Federalism Flounders (But What Next?)
ROME - Renata Polverini's resignation Monday as President of the Lazio Region has given a severe jolt to an already shaky system. In the largest sense, the scandal of wasted and stolen political funds in the region around Rome symbolizes the failure of two decades of attempts to redress the excesses of state centralism that harked back through the postwar period into the Mussolini regime. Centralism collapsed under the weight of the political-judiciary scandals known as Mani Pulite (Operation Clean Hands), which began with an inquiry into Socialist party (PSI) corruption shenanigans in 1992 and ended with the collapse of the Italian First Republic. With that collapse came the demise of the three largest political parties: Christian Democracy, the PSI itself, and the Italian Communist party (PCI), already weakened by the collapse of the Berlin Wall.
During the twenty years of the de facto Second Republic since then, a feeble leftist coalition ruled Italy for only three year under economist Romano Prodi before passing the hand to media magnate Silvio Berlusconi, who dominated Italian politics for the next l7 years. Berlusconi's support rested upon the backing of the Italian Bishops Conference (CEI); of the truculent populist Northern League, which preached decentralization via federalism, and of the nostalgic rightists of Alleanza Nazionale, heirs to the old postwar Italian Social Movement (MSI).
The Polverini scandal marks a new sea change in Italian politics because it overturns the idea that decentralization is the solution to Italy's problems. By one estimate, local, provincial and regional governing bodies have wasted at the very least E 30 billion ($40 billion) and perhaps as much as E 70 billion ($85 billion). Despite there being some fine local administrations, localism, known here as federalism, is in disrepute, and it is no coincidence that the entire family of the Northern League's sullied former leader Umberto Bossi is mired in corruption scandals. A sobering consequence, as many here point out, is that the now compromised local administrations were training and recruiting grounds for national office; now, no one knows where new recruits will be found.
Polverini is, in her way, a Roman equivalent of Bossi. Born into a trade unionist family in 1962, she boasts of her just-folks origins, and became head of the small rightist trade union UGL in 2006. Running against her in early 2010 for regional president was an experienced Radical party leader, Emma Bonino. Polverini won with the backing of the Italian bishops, to whom Radical policies in favor of abortion, birth control and euthanasia were and are anathema. Conservatives ate up Polverini's rightist version of populism, and Berlusconi's "People of Liberty" party (PdL) threw their considerable support behind her government.

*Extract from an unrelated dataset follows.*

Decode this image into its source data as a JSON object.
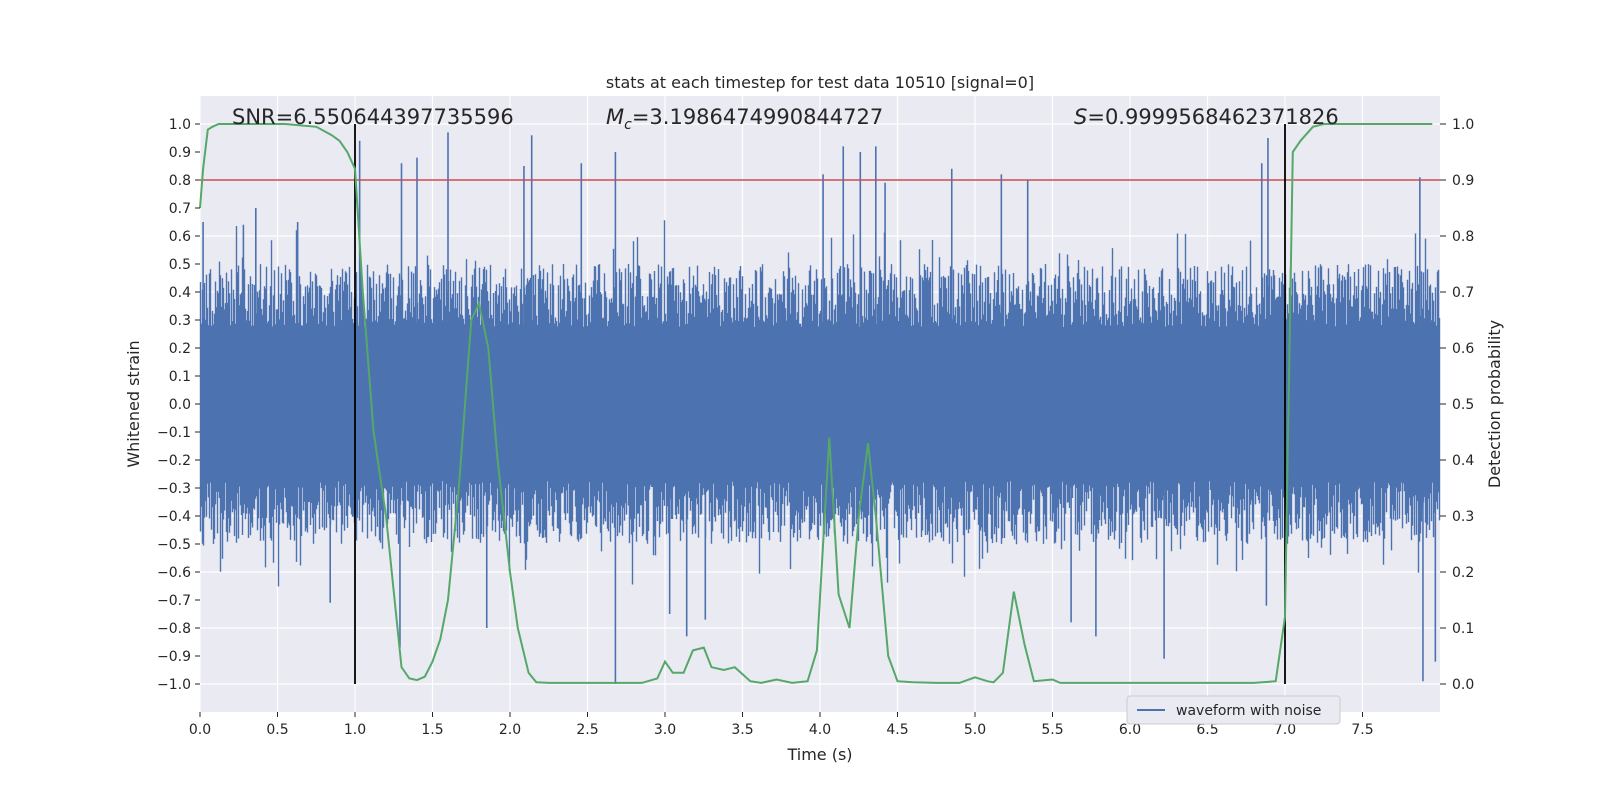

Even many leftists found Governor Polverini simpatica for her feisty ways. One day she took a big forkful of a favorite Roman pasta speciality, spaghetti all'Amatriciana, and stuffed it into the mouth of Umberto Bossi, saying, "There, admit it's good!" By this she meant that Northerner Bossi had better not underestimate Rome. The symbolic gesture increased her local popularity, and all the more so for her spilling tomato sauce, cheese and bacon down Bossi's shirt front. But then, as Polverini likes to say, "I'm not scared even of the Devil." One such devil is cancer, and when she was operated for a cancer this summer, she told no one.
Nor did Berlusconi scare her off when he telephoned at the last minute Monday to try to dissuade her, for a second time, to desist from resigning. This time she not only refused to bow to PdL pressures, caused by that party's fear of national repercussions in elections slated for Spring, but she also publicly declared that the regional council she headed until Monday was "unworthy." Moreover, she vowed, she will "tell the hallucinating things I've seen here" and name names.
Her resignation has brought praise from Catholic centrist politician Pier Ferdinando Casini, for one. Alessandro Barbano, editorialist of the Romans' favorite newspaper Il Messaggero, sentenced that, "It's a healthy gesture, that weakens some of the perverse energy that informs so many Italian affairs...verbose inertia, ambushes, toxins, poisons that turn it into an impotent caricature of itself." Contorted words, perhaps, but they evoke the climate.
Just what made her decide, after two and a half years, to call it quits, if she had known this all along? First, she lost the support of the Italian Church, whose bishops say they are disgusted by the immorality revealed in the Laziogate affair, and have severely warned the country's clergy to remain neutral in any coming election. Secondly, there is a wave of citizens' disgust. At the official office of the Region in Rome's La Balduina neighborhood, a wall poster of a grinning Polverini was smeared with the word "Mignotta," a vulgar Romanaccia term for prostitute. A housewife stormed into that same office, saying, "Thieves! How could you steal money that was to go to our schools and hospitals?" Indeed, some hospitals have actually shut down sections for lack of funds and others, like that at Bracciano in Lazio, are close to shutting down entirely. In elementary schools in Lazio parents have come in to paint filthy walls, and children are being asked to bring their own toilet paper and supplies normally provided, down to writing paper.
I asked a local architect his opinion of her resignation. "I drank a toast," he said. "But don't tell me she didn't know all that was going on a long time ago."